Le déséquilibre croissant, entre les besoins de la population et les ressources disponibles, sont à l’origine de l´existence de cette masse de désœuvrés qui ne demandent qu’un emploi pour vivre honorablement. L’appauvrissement continu des masses et l’incapacité de créer la richesse au sein de la société mettent en péril les bases de la nation. On s’enchevêtre dans un ensemble de contradictions rendant chaque jour plus difficile le chemin du progrès et du développement.
Le degré de pauvreté d’Haïti est inacceptable pour la grande majorité de la population. La question est de savoir quelles mesures nationales doivent être prises face à cette descente aux enfers. Actuellement, le chômage frappe plus de soixante dix (70%) de la population, et la pauvreté affecte même les classes moyennes.
Face à cet état de fait, dans la perspective d’une croissance et d’un développement économique soutenu, il est impérieux de réclamer de la commission une approche beaucoup plus ouverte, afin que l’appropriation du projet Dsncrp soit faite, comme prévu, dans l’intérêt de la population, au lieu de devenir une source de discorde dans cette société haïtienne qui en a déjà trop.
Il faudrait d’abord soumettre, comme suit, la méthodologie et le cadre institutionnel fixé :
Sensibiliser les cadres politiques sur l’importance du Dsncrp et expliquer les principes sous-jacents ;
Familiariser les gens sur la méthodologie de réalisation du document, en cherchant le consensus nécessaire ;
Faire en sorte que le Dsncrp rentre dans le débat national ;
Créer un environnement de communication, à partir duquel les résultats du Dsncrp seront perçus par la population comme le fruit d’un commun effort.
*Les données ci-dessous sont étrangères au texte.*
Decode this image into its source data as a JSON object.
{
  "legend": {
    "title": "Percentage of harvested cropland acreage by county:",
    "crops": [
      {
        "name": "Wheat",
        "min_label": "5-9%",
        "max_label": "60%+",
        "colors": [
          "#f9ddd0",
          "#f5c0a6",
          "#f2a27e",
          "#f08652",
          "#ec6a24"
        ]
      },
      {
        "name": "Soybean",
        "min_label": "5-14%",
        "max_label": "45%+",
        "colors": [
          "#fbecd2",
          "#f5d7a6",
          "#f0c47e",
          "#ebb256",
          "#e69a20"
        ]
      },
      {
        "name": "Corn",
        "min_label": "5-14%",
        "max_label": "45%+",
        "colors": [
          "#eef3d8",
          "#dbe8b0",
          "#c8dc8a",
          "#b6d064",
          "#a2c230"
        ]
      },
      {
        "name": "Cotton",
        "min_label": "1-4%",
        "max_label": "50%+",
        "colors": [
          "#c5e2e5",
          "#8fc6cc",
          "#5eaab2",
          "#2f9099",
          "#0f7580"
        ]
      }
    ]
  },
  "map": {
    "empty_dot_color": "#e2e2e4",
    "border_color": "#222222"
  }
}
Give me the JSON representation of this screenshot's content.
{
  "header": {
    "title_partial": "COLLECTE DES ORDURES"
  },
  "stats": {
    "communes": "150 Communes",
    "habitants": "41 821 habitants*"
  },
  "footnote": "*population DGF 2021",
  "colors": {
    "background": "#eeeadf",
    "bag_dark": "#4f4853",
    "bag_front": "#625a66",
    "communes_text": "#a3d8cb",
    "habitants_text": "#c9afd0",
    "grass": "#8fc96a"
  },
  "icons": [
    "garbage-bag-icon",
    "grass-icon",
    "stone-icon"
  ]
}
Pour conclure, l’élaboration d’un tel document, mettant en relief les problèmes du pays et le cadre opérationnel pour y faire face, constitue un grand pas vers la résolution des grands maux du pays.
Pour sortir de ce marasme, il n’y a pas d’autres solutions qu’un effort visant à repenser les problèmes structurels et économiques d’Haïti et leur trouver une solution répondant aux intérêts de la grande masse des oubliés.
Pierre-Richard Cajuste
Cajuste2000@yahoo.com
(1) La facilité pour la réduction de la pauvreté et pour la croissance (Frpc) est le guichet par lequel le Fmi accorde des prêts, assortis de faibles taux d’intérêt, aux pays à faible revenu. Les programmes appuyés par la Frpc reposent sur des stratégies globales d’allégement de la pauvreté qui sont pilotées par les pays.